According to IMS Health, about 230 million prescriptions were written for opioids in 2007 in the United States alone. This is estimated to represent about 65-75% of the worldwide opioid market. Currently, there are no oral drugs approved that are indicated to treat opioid-induced constipation. Opioid bowel dysfunction and opioid-induced constipation can significantly impact quality of life and increase healthcare utilization.
AstraZeneca is a major international healthcare business engaged in the research, development, manufacturing and marketing of meaningful prescription medicines and supplier for healthcare services. AstraZeneca is one of the world's leading pharmaceutical companies with healthcare sales of US$ 31.6 billion and is a leader in gastrointestinal, cardiovascular, neuroscience, respiratory, oncology and infectious disease medicines. For more information about AstraZeneca, please visit: www.astrazeneca.com.

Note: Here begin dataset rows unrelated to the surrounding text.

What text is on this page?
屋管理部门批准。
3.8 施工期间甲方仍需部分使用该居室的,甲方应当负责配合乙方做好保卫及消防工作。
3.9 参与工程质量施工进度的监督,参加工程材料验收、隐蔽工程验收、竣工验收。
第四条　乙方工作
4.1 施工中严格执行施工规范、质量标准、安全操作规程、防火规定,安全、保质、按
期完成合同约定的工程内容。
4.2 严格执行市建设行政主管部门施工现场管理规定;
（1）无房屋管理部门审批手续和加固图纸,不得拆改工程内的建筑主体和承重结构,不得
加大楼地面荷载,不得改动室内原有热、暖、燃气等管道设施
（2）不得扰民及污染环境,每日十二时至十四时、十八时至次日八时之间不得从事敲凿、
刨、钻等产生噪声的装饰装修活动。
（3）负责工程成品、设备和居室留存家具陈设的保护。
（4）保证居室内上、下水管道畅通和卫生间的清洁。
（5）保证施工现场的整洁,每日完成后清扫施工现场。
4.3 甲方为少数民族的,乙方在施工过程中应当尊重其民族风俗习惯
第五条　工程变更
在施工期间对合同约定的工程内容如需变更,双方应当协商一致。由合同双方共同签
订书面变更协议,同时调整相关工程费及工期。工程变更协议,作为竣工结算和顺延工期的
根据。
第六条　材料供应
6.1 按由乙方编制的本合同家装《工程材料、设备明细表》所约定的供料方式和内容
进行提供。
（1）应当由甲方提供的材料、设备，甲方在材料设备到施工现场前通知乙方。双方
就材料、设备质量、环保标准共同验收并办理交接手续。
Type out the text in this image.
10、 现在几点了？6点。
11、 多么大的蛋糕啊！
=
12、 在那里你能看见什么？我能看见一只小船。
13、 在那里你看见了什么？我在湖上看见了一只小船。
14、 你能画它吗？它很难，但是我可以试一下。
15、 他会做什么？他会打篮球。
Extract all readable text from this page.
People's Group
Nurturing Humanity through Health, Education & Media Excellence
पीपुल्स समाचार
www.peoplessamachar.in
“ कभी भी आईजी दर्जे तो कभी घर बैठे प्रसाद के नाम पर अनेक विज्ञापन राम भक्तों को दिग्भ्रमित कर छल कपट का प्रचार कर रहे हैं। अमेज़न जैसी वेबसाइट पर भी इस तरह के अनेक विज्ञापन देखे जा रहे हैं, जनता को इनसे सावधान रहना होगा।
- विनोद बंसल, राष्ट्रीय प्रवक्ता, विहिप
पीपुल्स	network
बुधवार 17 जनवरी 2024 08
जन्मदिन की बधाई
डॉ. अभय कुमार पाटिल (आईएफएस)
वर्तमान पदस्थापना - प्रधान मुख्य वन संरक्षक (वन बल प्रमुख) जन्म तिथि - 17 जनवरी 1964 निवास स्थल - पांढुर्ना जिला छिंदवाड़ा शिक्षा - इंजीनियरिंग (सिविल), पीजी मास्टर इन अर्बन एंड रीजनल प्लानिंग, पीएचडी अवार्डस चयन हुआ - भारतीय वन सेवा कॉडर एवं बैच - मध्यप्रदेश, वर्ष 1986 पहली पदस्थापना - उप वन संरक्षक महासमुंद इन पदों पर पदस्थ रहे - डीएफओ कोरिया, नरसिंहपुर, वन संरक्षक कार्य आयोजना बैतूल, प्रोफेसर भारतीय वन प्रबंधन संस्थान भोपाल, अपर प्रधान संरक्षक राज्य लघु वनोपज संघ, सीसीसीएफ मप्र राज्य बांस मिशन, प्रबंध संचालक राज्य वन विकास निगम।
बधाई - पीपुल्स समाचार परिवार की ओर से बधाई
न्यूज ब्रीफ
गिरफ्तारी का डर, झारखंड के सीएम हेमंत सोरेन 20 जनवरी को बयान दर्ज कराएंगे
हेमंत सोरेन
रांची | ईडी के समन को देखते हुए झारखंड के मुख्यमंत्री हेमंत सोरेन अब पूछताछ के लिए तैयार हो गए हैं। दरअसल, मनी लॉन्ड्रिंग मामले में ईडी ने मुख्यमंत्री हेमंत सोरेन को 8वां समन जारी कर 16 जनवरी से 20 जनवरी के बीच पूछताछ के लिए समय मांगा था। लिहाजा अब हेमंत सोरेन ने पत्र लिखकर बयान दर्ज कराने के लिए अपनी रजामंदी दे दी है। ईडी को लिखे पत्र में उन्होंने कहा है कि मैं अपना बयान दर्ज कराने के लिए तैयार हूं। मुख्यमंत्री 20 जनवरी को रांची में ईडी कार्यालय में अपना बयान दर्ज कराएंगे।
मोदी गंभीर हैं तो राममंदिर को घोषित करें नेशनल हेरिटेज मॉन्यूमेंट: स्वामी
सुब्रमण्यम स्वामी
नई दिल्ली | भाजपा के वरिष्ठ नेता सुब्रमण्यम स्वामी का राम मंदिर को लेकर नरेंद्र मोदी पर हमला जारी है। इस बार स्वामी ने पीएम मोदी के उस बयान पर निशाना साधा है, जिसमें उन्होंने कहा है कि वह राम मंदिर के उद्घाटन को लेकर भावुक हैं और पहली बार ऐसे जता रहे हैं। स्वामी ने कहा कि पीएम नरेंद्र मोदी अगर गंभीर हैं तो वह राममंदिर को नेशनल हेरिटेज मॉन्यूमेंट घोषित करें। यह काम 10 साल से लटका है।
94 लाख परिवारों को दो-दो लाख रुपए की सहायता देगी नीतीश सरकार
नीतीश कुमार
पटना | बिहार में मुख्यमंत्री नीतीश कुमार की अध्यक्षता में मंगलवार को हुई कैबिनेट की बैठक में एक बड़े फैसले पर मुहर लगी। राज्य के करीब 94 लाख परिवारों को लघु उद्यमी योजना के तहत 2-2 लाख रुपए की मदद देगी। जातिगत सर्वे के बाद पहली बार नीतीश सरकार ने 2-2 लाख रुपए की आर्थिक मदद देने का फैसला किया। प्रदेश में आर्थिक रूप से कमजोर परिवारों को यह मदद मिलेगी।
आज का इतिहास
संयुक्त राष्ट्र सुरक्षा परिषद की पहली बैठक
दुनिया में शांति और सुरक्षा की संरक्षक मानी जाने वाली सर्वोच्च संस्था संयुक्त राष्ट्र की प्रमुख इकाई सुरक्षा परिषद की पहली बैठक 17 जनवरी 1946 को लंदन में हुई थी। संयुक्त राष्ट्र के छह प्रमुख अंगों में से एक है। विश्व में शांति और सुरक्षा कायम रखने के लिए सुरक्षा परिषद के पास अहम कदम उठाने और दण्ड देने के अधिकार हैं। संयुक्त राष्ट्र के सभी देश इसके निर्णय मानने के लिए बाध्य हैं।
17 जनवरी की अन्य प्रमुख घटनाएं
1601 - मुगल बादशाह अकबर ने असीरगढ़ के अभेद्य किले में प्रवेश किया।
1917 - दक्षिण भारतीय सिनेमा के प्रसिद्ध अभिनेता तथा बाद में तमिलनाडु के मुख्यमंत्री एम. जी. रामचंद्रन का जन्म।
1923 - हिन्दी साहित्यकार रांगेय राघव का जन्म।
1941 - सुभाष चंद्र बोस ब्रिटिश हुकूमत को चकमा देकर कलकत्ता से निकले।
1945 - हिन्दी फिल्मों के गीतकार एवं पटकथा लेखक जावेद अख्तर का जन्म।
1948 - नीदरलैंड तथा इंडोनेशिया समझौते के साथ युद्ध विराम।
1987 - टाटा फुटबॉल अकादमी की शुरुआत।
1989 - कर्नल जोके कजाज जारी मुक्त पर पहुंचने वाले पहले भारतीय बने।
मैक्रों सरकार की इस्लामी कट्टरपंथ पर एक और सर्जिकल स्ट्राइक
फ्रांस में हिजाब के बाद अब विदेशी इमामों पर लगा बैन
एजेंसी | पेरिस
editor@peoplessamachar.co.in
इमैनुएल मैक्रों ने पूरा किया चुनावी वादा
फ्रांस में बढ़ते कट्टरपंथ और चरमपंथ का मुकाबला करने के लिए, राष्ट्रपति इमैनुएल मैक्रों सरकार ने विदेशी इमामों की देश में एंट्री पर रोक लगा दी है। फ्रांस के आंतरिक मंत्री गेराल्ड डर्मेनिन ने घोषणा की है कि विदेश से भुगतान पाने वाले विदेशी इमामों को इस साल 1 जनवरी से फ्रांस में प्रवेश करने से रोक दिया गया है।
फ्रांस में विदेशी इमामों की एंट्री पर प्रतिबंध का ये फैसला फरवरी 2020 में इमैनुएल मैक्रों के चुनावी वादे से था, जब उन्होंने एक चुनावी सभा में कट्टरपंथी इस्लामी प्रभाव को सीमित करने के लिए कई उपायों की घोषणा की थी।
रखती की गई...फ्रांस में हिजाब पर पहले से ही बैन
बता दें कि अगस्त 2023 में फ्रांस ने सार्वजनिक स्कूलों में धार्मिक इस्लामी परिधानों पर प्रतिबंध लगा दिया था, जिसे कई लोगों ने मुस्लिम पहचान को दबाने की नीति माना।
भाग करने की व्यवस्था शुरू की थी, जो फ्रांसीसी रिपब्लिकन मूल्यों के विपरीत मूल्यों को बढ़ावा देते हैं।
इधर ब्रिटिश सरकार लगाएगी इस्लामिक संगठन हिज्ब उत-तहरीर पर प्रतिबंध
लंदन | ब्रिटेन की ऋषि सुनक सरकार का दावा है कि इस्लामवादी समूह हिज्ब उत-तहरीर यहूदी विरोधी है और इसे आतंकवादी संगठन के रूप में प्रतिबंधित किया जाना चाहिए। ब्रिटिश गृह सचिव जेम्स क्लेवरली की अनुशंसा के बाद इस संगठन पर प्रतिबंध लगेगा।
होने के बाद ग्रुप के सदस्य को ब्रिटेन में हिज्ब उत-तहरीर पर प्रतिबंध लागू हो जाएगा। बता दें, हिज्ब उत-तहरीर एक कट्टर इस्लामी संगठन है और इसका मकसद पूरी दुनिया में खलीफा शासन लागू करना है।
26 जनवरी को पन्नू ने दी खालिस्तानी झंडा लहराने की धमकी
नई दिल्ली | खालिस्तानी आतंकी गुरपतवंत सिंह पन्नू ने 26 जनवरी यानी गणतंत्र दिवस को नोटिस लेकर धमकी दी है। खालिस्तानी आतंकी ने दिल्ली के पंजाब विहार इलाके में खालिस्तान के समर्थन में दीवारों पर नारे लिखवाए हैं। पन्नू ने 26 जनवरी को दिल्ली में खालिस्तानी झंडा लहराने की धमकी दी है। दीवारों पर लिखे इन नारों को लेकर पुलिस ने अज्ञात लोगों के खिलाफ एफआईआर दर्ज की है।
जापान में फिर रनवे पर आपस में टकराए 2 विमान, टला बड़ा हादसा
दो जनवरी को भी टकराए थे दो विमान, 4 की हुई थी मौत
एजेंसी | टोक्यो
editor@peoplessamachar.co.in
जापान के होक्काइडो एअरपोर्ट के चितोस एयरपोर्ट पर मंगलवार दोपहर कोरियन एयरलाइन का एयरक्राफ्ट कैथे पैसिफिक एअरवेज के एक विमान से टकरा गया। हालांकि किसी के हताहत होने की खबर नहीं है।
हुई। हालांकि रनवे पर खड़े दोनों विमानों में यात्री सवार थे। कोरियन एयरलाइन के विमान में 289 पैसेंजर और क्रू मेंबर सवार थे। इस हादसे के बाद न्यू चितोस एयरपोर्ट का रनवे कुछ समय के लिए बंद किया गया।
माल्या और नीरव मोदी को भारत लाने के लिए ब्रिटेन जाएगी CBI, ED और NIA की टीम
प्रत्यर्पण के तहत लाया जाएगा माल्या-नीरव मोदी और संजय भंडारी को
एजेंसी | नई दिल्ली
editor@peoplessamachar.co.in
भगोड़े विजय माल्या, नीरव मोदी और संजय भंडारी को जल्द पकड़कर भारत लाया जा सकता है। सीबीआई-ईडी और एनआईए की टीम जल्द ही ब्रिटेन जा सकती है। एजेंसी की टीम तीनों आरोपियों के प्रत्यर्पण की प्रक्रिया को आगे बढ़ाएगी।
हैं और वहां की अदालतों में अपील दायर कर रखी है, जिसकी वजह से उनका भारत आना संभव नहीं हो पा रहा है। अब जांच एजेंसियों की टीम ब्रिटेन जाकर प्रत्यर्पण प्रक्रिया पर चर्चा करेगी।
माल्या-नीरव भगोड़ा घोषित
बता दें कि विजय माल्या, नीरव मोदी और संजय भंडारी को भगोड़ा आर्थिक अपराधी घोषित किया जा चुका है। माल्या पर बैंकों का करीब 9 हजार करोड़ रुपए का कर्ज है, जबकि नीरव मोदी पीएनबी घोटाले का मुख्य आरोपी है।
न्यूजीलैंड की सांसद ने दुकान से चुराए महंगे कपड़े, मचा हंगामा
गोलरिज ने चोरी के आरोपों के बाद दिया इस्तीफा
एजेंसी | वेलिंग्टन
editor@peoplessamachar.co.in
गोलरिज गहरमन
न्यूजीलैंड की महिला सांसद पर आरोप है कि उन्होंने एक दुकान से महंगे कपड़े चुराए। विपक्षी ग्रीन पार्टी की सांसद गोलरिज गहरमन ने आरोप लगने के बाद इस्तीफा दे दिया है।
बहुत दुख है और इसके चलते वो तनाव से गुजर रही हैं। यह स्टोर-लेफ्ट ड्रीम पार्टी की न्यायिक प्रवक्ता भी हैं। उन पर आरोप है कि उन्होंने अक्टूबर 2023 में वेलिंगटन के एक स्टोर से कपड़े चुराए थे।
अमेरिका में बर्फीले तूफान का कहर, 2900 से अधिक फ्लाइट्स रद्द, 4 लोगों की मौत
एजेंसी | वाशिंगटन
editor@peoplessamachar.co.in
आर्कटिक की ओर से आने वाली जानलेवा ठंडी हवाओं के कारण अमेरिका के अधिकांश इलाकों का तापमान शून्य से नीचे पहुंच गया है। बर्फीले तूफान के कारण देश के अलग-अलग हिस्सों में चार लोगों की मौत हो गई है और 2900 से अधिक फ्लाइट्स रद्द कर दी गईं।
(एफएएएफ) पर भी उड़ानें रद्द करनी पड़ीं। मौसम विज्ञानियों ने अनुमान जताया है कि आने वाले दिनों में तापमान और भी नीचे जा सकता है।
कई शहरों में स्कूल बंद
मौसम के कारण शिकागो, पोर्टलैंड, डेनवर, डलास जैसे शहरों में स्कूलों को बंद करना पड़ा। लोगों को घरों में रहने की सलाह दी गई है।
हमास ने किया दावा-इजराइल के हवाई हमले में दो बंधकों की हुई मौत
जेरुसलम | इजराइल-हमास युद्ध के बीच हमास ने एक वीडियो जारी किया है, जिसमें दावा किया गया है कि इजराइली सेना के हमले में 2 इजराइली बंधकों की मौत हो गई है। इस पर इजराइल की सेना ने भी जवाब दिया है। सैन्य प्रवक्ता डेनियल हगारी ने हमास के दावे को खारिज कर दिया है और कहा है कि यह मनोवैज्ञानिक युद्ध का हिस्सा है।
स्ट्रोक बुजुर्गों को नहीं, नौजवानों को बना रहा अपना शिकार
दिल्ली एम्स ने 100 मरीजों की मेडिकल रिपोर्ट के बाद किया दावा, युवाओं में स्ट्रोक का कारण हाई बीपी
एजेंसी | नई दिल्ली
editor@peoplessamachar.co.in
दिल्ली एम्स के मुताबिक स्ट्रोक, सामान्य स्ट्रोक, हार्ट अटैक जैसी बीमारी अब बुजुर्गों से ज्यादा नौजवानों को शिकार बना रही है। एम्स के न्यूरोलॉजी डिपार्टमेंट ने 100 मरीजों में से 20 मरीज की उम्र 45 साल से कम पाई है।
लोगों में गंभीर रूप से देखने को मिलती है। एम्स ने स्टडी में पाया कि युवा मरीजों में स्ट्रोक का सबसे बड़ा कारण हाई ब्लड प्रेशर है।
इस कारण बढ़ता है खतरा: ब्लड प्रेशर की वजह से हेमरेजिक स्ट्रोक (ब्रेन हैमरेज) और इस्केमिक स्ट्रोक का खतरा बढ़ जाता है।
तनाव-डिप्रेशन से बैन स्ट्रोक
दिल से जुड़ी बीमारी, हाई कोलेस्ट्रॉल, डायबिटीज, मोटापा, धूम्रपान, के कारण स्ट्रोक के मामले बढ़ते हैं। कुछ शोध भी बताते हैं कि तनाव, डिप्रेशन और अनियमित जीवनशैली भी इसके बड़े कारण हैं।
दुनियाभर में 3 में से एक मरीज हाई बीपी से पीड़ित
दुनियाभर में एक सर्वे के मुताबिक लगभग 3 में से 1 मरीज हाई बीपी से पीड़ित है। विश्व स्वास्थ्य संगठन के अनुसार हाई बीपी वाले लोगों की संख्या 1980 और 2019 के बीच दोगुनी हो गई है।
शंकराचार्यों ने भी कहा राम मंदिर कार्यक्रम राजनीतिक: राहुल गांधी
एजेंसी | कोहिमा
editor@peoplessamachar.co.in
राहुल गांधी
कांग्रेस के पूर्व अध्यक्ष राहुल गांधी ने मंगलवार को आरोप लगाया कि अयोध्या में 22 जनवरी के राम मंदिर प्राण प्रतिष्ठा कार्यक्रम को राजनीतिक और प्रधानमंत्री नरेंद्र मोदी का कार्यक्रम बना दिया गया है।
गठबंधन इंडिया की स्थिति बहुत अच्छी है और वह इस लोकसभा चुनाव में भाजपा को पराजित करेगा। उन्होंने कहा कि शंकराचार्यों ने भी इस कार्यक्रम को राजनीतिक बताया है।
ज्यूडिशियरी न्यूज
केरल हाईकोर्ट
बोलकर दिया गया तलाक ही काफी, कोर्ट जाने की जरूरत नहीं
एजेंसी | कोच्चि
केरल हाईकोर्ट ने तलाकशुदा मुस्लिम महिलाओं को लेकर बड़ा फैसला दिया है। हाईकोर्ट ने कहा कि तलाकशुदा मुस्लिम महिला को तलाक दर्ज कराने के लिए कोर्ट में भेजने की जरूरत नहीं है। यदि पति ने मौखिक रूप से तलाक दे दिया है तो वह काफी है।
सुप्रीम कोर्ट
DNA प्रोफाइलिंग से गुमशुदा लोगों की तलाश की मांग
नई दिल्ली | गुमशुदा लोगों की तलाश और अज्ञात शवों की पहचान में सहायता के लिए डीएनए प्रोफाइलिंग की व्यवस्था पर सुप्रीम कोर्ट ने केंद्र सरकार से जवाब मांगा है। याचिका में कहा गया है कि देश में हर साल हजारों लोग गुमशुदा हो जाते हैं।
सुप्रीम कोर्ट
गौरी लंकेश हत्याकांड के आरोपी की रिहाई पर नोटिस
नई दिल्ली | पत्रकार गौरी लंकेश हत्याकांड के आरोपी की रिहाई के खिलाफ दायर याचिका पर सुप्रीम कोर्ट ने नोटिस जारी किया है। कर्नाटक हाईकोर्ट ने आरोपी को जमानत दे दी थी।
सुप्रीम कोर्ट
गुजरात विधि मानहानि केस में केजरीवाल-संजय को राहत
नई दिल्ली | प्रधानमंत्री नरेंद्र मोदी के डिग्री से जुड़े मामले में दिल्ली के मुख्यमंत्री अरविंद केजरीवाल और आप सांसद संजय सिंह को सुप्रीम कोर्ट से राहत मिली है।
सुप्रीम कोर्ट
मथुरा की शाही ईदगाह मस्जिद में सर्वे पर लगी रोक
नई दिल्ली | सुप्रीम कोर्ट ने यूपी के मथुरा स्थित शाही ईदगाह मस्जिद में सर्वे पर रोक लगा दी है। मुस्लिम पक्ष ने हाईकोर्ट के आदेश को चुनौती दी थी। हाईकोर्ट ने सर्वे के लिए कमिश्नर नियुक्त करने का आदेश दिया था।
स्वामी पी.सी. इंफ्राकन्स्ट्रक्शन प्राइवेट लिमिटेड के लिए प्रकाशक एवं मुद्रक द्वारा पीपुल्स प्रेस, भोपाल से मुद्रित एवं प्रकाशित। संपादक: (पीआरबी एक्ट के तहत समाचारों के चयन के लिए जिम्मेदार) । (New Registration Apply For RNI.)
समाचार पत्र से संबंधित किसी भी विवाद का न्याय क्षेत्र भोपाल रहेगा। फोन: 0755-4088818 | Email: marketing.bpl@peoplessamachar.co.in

Nektar Therapeutics (Nasdaq: NKTR) is a biopharmaceutical company developing novel therapeutics based on its PEGylation and advanced polymer conjugation technology platforms. Nektar's technology and drug development expertise have enabled nine approved products in the U.S. or Europe for partners, which include leading biopharmaceutical companies, including UCB's Cimzia®, Roche's PEGASYS® for hepatitis C and Amgen's Neulasta® for neutropenia. Nektar has created a robust pipeline of potentially high-value therapeutics to address unmet medical needs by leveraging and expanding its technology platforms to improve and enable molecules. Nektar is currently conducting clinical and preclinical programs in oncology, pain and other therapeutic areas. NKTR-102, PEGylated irinotecan, is currently in Phase 2 clinical studies in ovarian, breast and colorectal cancer. NKTR-105, PEGylated docetaxel, is currently in a Phase 1 clinical study in patients with refractory solid tumors.
Nektar is headquartered in San Carlos, California, with additional R&D operations in Huntsville, Alabama and Hyderabad, India. Further information about the company and its drug development programs and capabilities may be found online at http://www.nektar.com.
1. Panchal SJ, Muller-Schwefe P, Wurzelmann JI. Opioid-induced bowel dysfunction: prevalence, pathophysiology and burden. Int J Clin Pract. 2007;61(7):1181-1187.